B. Motion to Convert to Chapter 7 or to Dismiss
The motion to dismiss was before the Bankruptcy Court at the time Judge Bason signed the Confirmation Order. Judge Bason is presumed to have considered the issue raised therein, even though the formal motion was not filed until after the confirmation hearing, and was still pending at the time the Confirmation Order was signed. The fact that Judge Bason signed the Confirmation Order with knowledge that the motion to dismiss was pending renders that motion moot.
III. Waiver
Manhattan's argument that Paragraph 3 of the Confirmation Order constitutes a waiver of its "right to monthly post-confirmation payments in accordance with the note and deed of trust" [Manhattan's Brief at 8] is not supported by this Court's reading of the Bankruptcy Court's Order as clarified by that Court's subsequent Opinion. Paragraph 3 of the Confirmation Order provides in pertinent part as follows:
If the Debtor becomes more than one month in default on regular monthly payments which are hereafter to be made by the Debtor directly to any secured creditor, that secured creditor shall promptly file a notice of such defaults in this Court, and send copies of such notice to the Debtor, the Debtor's attorney, and the Chapter 13 Trustee . . . . If the secured creditor fails to promptly file and serve a notice of the Debtor's post-confirmation defaults, the Court may treat the secured creditor's inaction as a waiver of its right.

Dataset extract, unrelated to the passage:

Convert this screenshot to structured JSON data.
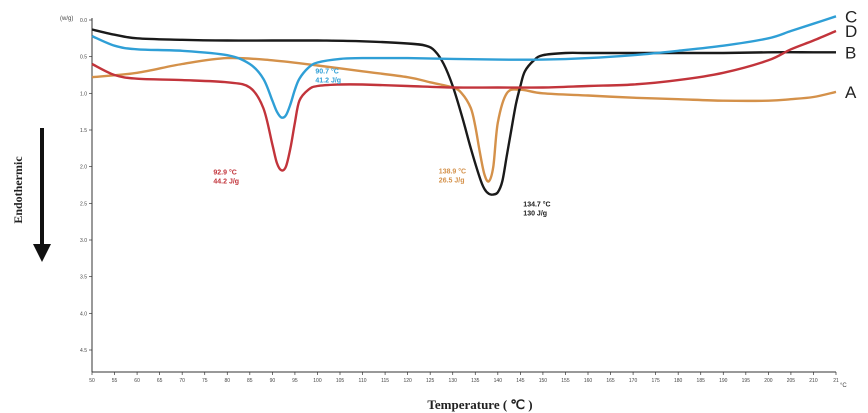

(Emphasis added.) As used in Paragraph 3, "waiver" refers only to the creditor's right to move (under 11 U.S.C. § 362(d)) for relief from the automatic stay imposed by 11 U.S.C. § 362(a), and the creditor's right to move for dismissal or conversion to Chapter 7, pursuant to 11 U.S.C. § 1307(c). The Order requires simply that, before filing either of said motions as a prelude to foreclosure, the creditor must first seek payment by means of a modification of the Chapter 13 Plan as set out in Paragraph 3. "The waiver referred to in the Order is not intended to encompass a waiver of the right to payment." Id. In re Minick, Bankruptcy No. 85-00038, slip op. at 4 (Bankr. D.D.C. July 24, 1986) (emphasis added). It is well within the discretion of the Bankruptcy Court to craft a Confirmation Order for the benefit of all of the parties, without any disruption of the essential security protections due the creditor.
IV. Interest Rate
Finally, Manhattan argues that it is entitled to interest on the pre-petition arrears equal to the market rate of interest, rather than the 51/4 percent contract rate allowed by the Bankruptcy Court. The Bankruptcy Court based its decision on In Re: Colegrove, No. 84-3557, slip op. (6th Cir. Aug. 22, 1985). Colegrove concerned a Chapter 13 Plan, which did not originally provide for interest to be paid on arrearages. The Court remanded the case for interest on arrearages to be included in the Confirmation Order, concluding that
the most equitable rate to establish in this type of situation is the prevailing market rate of interest on similar types of secured loans at the time of allowance of the creditors claim and the confirmation of the plan in bankruptcy with a maximum limitation on such rate to be the underlying contract rate of interest.Id. at 8 (emphasis added). In the present case, the underlying contract rate of interest — 5 1/4 percent — was applied to the pre-petition arrearages, because the market rate exceeded this contract rate. The Court concludes that this was correct as a matter of law.
CONCLUSION
In summary, finding no error, the Court shall AFFIRM the Bankruptcy Court's Confirmation Order.